One caution, however, is to be observed, which I learned from the example of an old gentleman, who had brought his bottle of hopes from the moon, and had recourse to it after it had stood undisturbed for some time. By standing still the several hopes had been separated from each other, so that he had poured out a single hope from the top, and drunk that alone. It appeared that the hopes were arranged according to their weight, and not according to the order in which they had entered the bottle; that which he drank first, therefore, happened to be one of his early youth.
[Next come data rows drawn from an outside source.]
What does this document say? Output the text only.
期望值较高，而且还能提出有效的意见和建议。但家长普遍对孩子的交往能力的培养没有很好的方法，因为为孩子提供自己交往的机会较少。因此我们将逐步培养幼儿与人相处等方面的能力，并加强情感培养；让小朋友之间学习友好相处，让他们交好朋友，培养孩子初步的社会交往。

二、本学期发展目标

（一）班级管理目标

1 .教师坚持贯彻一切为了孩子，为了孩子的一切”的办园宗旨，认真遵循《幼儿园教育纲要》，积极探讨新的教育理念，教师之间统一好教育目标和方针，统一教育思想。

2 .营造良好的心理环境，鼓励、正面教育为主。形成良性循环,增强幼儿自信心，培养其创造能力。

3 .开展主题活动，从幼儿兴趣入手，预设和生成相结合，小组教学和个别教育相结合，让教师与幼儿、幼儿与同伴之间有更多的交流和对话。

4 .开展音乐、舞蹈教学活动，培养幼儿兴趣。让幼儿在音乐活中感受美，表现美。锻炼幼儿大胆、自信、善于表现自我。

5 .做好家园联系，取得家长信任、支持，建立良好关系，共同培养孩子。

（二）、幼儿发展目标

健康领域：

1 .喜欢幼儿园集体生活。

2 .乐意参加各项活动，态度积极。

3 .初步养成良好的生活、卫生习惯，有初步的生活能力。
It was a hope that he might obtain favour with a certain married woman of great beauty, and, according to the most received opinion, by no means inaccessible; but, after he had prosecuted his plot for three years without an approach to success, he discreetly resolved to abandon it, and accordingly the hope flew up into its bottle. This hope, being now swallowed from the top, possessed him again with all its former vehemence. It had been perfectly suitable to the time of life when he had first entertained it, but agreed very ill with his present venerable appearance.